OAuth Migration design doc


When we first started integrating with third parties, we built an OAuth provider using the Doorkeeper gem. For convenience we have it mounted as a Rails engine on our marketing site. It shares the marketing site’s main database and stores information in three tables: oauth_applications, oauth_access_grants and oauth_tokens

Now that we want to use OAuth for more high-volume needs, it’s no longer appropriate for our OAuth needs to be serviced by the marketing-site

The overall plan is to deploy a standalone Rails application that serves as the OAuth provider, and instead of storing tokens in the marketing-site DB, we will store them in a standalone DB that is private to this app

This is fast and relatively low-risk; we are continuing to use the exact same OAuth provider logic we have been using for years now; we’re just moving it to a new home. By having this handled by separate infrastructure we can have this app handle heavy traffic without driving extra load to marketing-site.

To roll this out successfully we will deploy this in phases.

Pre-Deploy Steps

Phase 1

The DBA will configure a database replica for marketing-site which will populate with all of marketing-site’s data.

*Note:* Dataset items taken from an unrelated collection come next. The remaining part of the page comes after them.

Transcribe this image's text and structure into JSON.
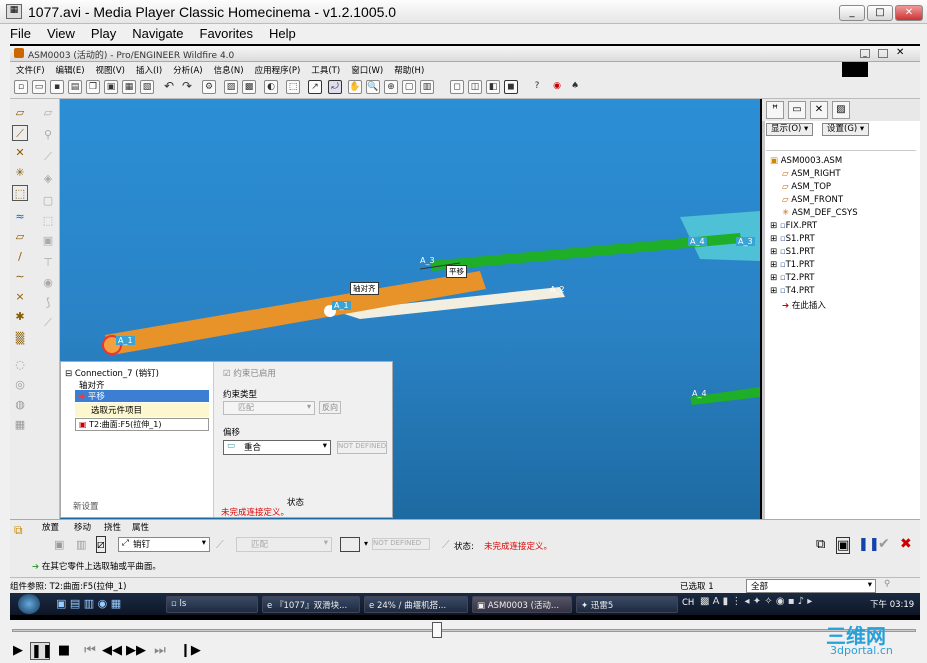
{
  "window": {
    "title": "1077.avi - Media Player Classic Homecinema - v1.2.1005.0",
    "min": "_",
    "max": "□",
    "close": "✕"
  },
  "menu": [
    "File",
    "View",
    "Play",
    "Navigate",
    "Favorites",
    "Help"
  ],
  "proe": {
    "title": "ASM0003 (活动的) - Pro/ENGINEER Wildfire 4.0",
    "menu": [
      "文件(F)",
      "编辑(E)",
      "视图(V)",
      "插入(I)",
      "分析(A)",
      "信息(N)",
      "应用程序(P)",
      "工具(T)",
      "窗口(W)",
      "帮助(H)"
    ],
    "viewport_labels": {
      "a1": "A_1",
      "a1b": "A_1",
      "a2": "A_2",
      "a3": "A_3",
      "a4": "A_4",
      "a4b": "A_4",
      "a3b": "A_3",
      "tag_zdq": "轴对齐",
      "tag_py": "平移"
    },
    "nav": {
      "show_btn": "显示(O) ▾",
      "settings_btn": "设置(G) ▾",
      "tree": [
        {
          "label": "ASM0003.ASM",
          "icon": "assembly-icon"
        },
        {
          "label": "ASM_RIGHT",
          "icon": "datum-plane-icon"
        },
        {
          "label": "ASM_TOP",
          "icon": "datum-plane-icon"
        },
        {
          "label": "ASM_FRONT",
          "icon": "datum-plane-icon"
        },
        {
          "label": "ASM_DEF_CSYS",
          "icon": "csys-icon"
        },
        {
          "label": "FIX.PRT",
          "icon": "part-icon"
        },
        {
          "label": "S1.PRT",
          "icon": "part-icon"
        },
        {
          "label": "S1.PRT",
          "icon": "part-icon"
        },
        {
          "label": "T1.PRT",
          "icon": "part-icon"
        },
        {
          "label": "T2.PRT",
          "icon": "part-icon"
        },
        {
          "label": "T4.PRT",
          "icon": "part-icon"
        },
        {
          "label": "在此插入",
          "icon": "insert-here-icon"
        }
      ]
    },
    "connection": {
      "header": "Connection_7 (销钉)",
      "items": [
        "轴对齐",
        "平移"
      ],
      "select_hint": "选取元件项目",
      "ref": "T2:曲面:F5(拉伸_1)",
      "new_set": "新设置",
      "enabled_label": "约束已启用",
      "type_label": "约束类型",
      "type_value": "匹配",
      "reverse_btn": "反向",
      "offset_label": "偏移",
      "offset_value": "重合",
      "not_defined": "NOT DEFINED",
      "status_label": "状态",
      "status_value": "未完成连接定义。"
    },
    "dashboard": {
      "tabs": [
        "放置",
        "移动",
        "挠性",
        "属性"
      ],
      "connection_type": "销钉",
      "match": "匹配",
      "not_defined": "NOT DEFINED",
      "status_label": "状态:",
      "status_value": "未完成连接定义。",
      "hint": "在其它零件上选取轴或平曲面。"
    },
    "statusbar": {
      "ref": "组件参照: T2:曲面:F5(拉伸_1)",
      "selected": "已选取 1",
      "filter": "全部"
    }
  },
  "taskbar": {
    "items": [
      "ls",
      "『1077』双滑块...",
      "24% / 曲堰机搭...",
      "ASM0003 (活动...",
      "迅雷5"
    ],
    "lang": "CH",
    "time": "下午 03:19"
  },
  "player": {
    "watermark_line1": "三维网",
    "watermark_line2": "3dportal.cn",
    "progress": 0.47
  },
  "colors": {
    "viewport": "#2a82c4",
    "orange": "#e8922a",
    "green": "#1fae27",
    "cyan": "#4fc1d6"
  }
}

Engineers will finish building the standalone OAuth app extracted from the marketing site, and the Devops team will prepare the infrastructure

Deploy Steps

Phase 2

Deploy the OAuth standalone application, pointing it to users database and the current marketing-site master database for that environment. 

Test this app by sending requests to it and verify that the full suite of OAuth requests can be made to it.

Phase 3

Update marketing-site’s nginx rules so that traffic to /oauth/* is proxied to the new standalone OAuth app. At this point, marketing-site’s OAuth code is unused and assuming this step is successful, can be removed. 

OAuth tokens are still being stored in marketing-site’s primary database, but they are being replicated to the replica that will become the primary database for the standalone OAuth app. 

Phase 4 

The marketing-site replica database will be un-linked from the primary and will be promoted to become a primary itself. 

the standalone OAuth app will receive updated config cars to point to the newly promoted database and will be restarted.

Phase 5

Drop all the other tables out of the Oauth app’s database, leaving only oauth_applications, oauth_access_grants and oauth_tokens. Spin up replica databases.

Load test needs

When we push out new client apps that use OAuth in place of the legacy API tokens, each client will start sending requests to the OAuth server to get an auth token and we need to monitor how well the standalone app can handle the traffic. 

iOS and Android both offer phased releases so we avoid getting overwhelmed with requests from 100% of users right after the update. We should absolutely use this feature for the app releases that start using OAuth.